第五話 「統合宇宙軍 独立組織 インディペンデンス」





 インディペンデンスの活動拠点は、火星の傍にあるコロニーだ。

 ここには、インディペンデンス関係者しか入れない。

 その理由としては、演算ユニットを奪おうとする者達が、コロニー内にジャンプしてこれないようにする為である。 

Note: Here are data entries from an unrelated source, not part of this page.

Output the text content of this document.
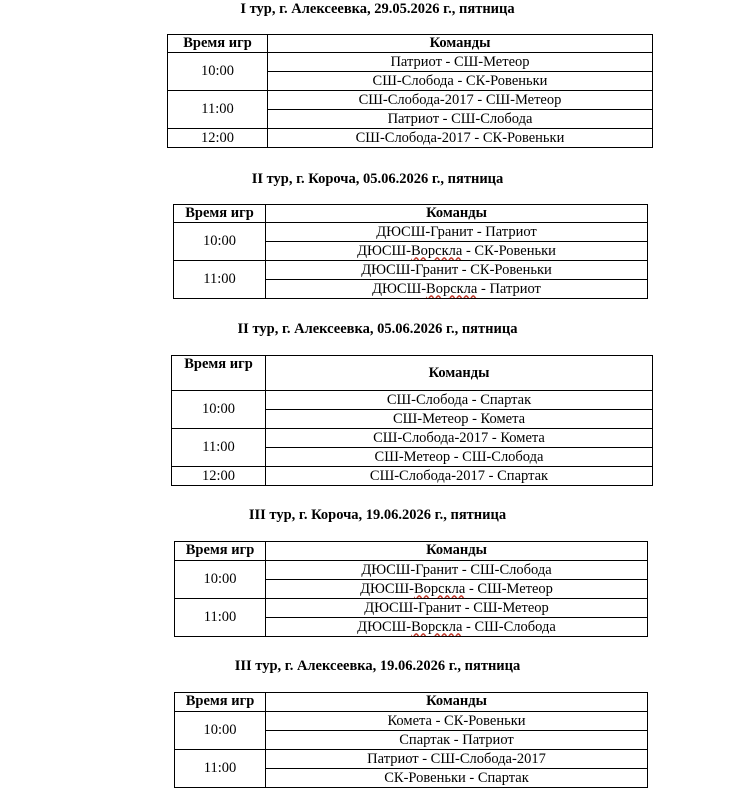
I тур, г. Алексеевка, 29.05.2026 г., пятница
Время игр	Команды
10:00	Патриот - СШ-Метеор
	СШ-Слобода - СК-Ровеньки
11:00	СШ-Слобода-2017 - СШ-Метеор
	Патриот - СШ-Слобода
12:00	СШ-Слобода-2017 - СК-Ровеньки
II тур, г. Короча, 05.06.2026 г., пятница
Время игр	Команды
10:00	ДЮСШ-Гранит - Патриот
	ДЮСШ-Ворскла - СК-Ровеньки
11:00	ДЮСШ-Гранит - СК-Ровеньки
	ДЮСШ-Ворскла - Патриот
II тур, г. Алексеевка, 05.06.2026 г., пятница
Время игр	Команды
10:00	СШ-Слобода - Спартак
	СШ-Метеор - Комета
11:00	СШ-Слобода-2017 - Комета
	СШ-Метеор - СШ-Слобода
12:00	СШ-Слобода-2017 - Спартак
III тур, г. Короча, 19.06.2026 г., пятница
Время игр	Команды
10:00	ДЮСШ-Гранит - СШ-Слобода
	ДЮСШ-Ворскла - СШ-Метеор
11:00	ДЮСШ-Гранит - СШ-Метеор
	ДЮСШ-Ворскла - СШ-Слобода
III тур, г. Алексеевка, 19.06.2026 г., пятница
Время игр	Команды
10:00	Комета - СК-Ровеньки
	Спартак - Патриот
11:00	Патриот - СШ-Слобода-2017
	СК-Ровеньки - Спартак
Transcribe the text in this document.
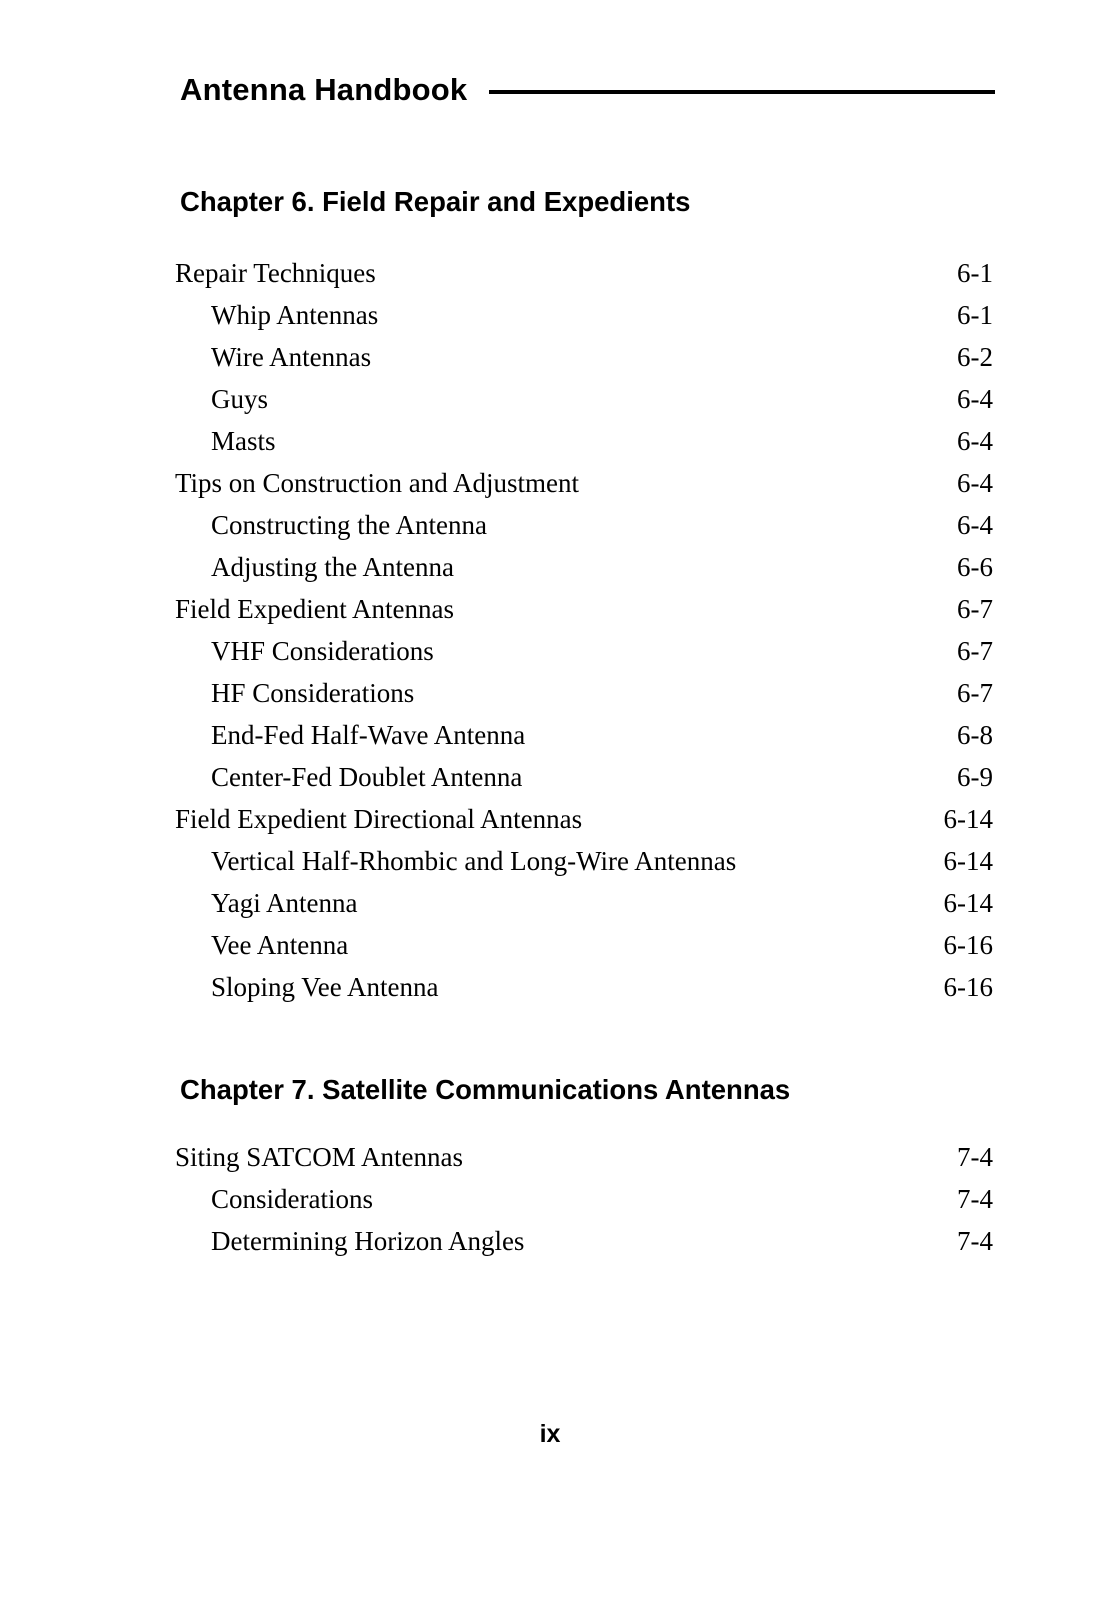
Antenna Handbook
Chapter 6. Field Repair and Expedients
Repair Techniques	6-1
Whip Antennas	6-1
Wire Antennas	6-2
Guys	6-4
Masts	6-4
Tips on Construction and Adjustment	6-4
Constructing the Antenna	6-4
Adjusting the Antenna	6-6
Field Expedient Antennas	6-7
VHF Considerations	6-7
HF Considerations	6-7
End-Fed Half-Wave Antenna	6-8
Center-Fed Doublet Antenna	6-9
Field Expedient Directional Antennas	6-14
Vertical Half-Rhombic and Long-Wire Antennas	6-14
Yagi Antenna	6-14
Vee Antenna	6-16
Sloping Vee Antenna	6-16
Chapter 7. Satellite Communications Antennas
Siting SATCOM Antennas	7-4
Considerations	7-4
Determining Horizon Angles	7-4
ix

 そう、このコロニーに演算ユニットが安置されている。

 秘密厳守。 

 徹底した監視体制。

 それが、演算ユニットの守護者たちが行っている鉄則であった。











 インディペンデンス総司令室。

 「この度、インディペンデンスに配属された神代・師走です」

 「統合宇宙軍准将、テン・・・・じゃなかった、ミスマル・ユリカです。ブイ!」

 (ブイ!?)

 一瞬、顔を歪めるが、すぐに元の無表情に変わる神代。

 「神代君の階級は中佐だ。これから、ユリカへの配属となる、仲良くやってくれ・・・」

 すかさず、説明へと移行するコウイチロウ。

 「宜しく〜」

 「はぁ・・・・宜しくお願いします」










 

 神代とユリカが案内の為、部屋を出て行った直後。

 コウイチロウはコミュニケを操作し始めた

 「・・・・・・・ハーリー君」

 『あっ、はいなんでしょう。総司令』

 「神代・師走に関する情報、調べ尽くしてくれ」











 「神代さんが乗るナデシコCは今、地球で整備中だから此処にはないんだけどね」

 「はぁ・・・・・」

 生返事で返す神代。

 何故か嬉々として、説明を始めるユリカ。

 丁度、その時、三郎太が二人の近くを横切った。

 「・・・・・あっ、三郎太さ〜〜ん!!」

 「えっ、ああ。提督に・・・・・・・・・・・・・・神代?」

 驚愕と、一瞬、垣間見えた怒りの表情。

 無論、ユリカが気づくはずも無い。

 「久々だな。高杉・三郎太」

 「・・・・・・生きていたのか」

 「えっ、お二人は知り合いなんですか?」

 「ええ、私は木連出身なんです」

 嬉しそうに問うユリカに、無表情な顔で答える神代。

 「そうですか〜!じゃあ、お邪魔しちゃ悪いので、

 高杉さん。神代さんを案内してあげてね!!」

 有無を言わさずに立ち去るユリカ。

 その後姿は、どこか儚げにも見えた。



 「・・・・・・・神代、何しにきた?」

 「就職したのさ」

 「・・・北辰の愛弟子」

 「昔の話だ」

 三郎太の言葉の中からこみ上げてくる、怒り。

 三郎太の怒りは、最高潮に達した。

 「あの子を、名花を殺した男が!!」

 三郎太の叫びが、廊下にこだました。

 「君の、最愛の妹か?」

 「そうだ!貴様が殺したんだ!!」

 三郎太は今にも殴ってきそうな勢いだ。

 それに対する神代は、無表情である。

 「神代、貴様いつか殺してやる!!」

 三郎太は、怒鳴ったあと、静かにその場を立ち去った。





















 高杉・名花。

 享年、十八歳。

 死因は、首を鋭利な刃物で斬られたことによる、出血死。

 犯人は不明。






 

 高杉・三郎太がホシノ・ルリに付き従い、

 またルリを大切にしているのは、どことなく妹に似ていたためであった為かもしれない

 外見でなく、その寂しそうな雰囲気に、

 三郎太は、妹の影を見たのかもしれない。





















 あとがき

 どうも、ペースを元に戻すとか言っておきながら、更新が遅れに遅れたT氏です。

 表現力や構成が出来ていない・・・・・・未熟者ですね、私は。

 しかも、短いし・・・・・・。

 未熟の象徴とも言えるオリキャラ、高杉・名花。

 高杉・三郎太の妹です。

 三郎太に妹がいた、というのは私が勝手に考えた設定です。

 実際、三郎太の家族構成がどうなっているのか、私は知りません(爆)。

 ところで私は最近、一人称の研究の為、“Kanon”というゲームのSSを書いています。

 一話しか、まだ書けていませんが・・・・・(苦笑)。

 連載物なのですが、どこにも公開されていない代物です。

 ・・・・というか、私はActionにしか出没しませんし。

 誰か「欲しい」と言う方は、T氏宛にメールを下さい。

 ついでに感想も頂けると、嬉しいな〜〜(笑)。 

 それでは、皆さん。未熟者の話を最後まで読んでいただき有難うございました。

 また、お会いいたしましょう。

 某友人 「欲しいと言って下さる方がいるのか?」

 T氏 「うっ、それは・・・・・・」

 

 

 

代理人の感想

いやまぁこの長さだと構成も何もないんですけど(爆)。

とはいえTさんの作品は一話ごとに一応の起承転結を付けているので短いながらも読みやすくあります。

(例えば今回はサブロウタの妹の話によって一応の「結」がついていますよね)

「一応」と言うのは短すぎて明確に話の形を為していないからです。

一話をもう少し長くしてこの線を進めてみてはいかがでしょう。

 

あと、冒頭のインディペンデンスに関する説明の部分ですが

「ある」「ある」「いる」「いる」と、同じ語尾を続けるのは

文章がクドくなりますので意図した強調でない限りやめておいたほうが無難かと。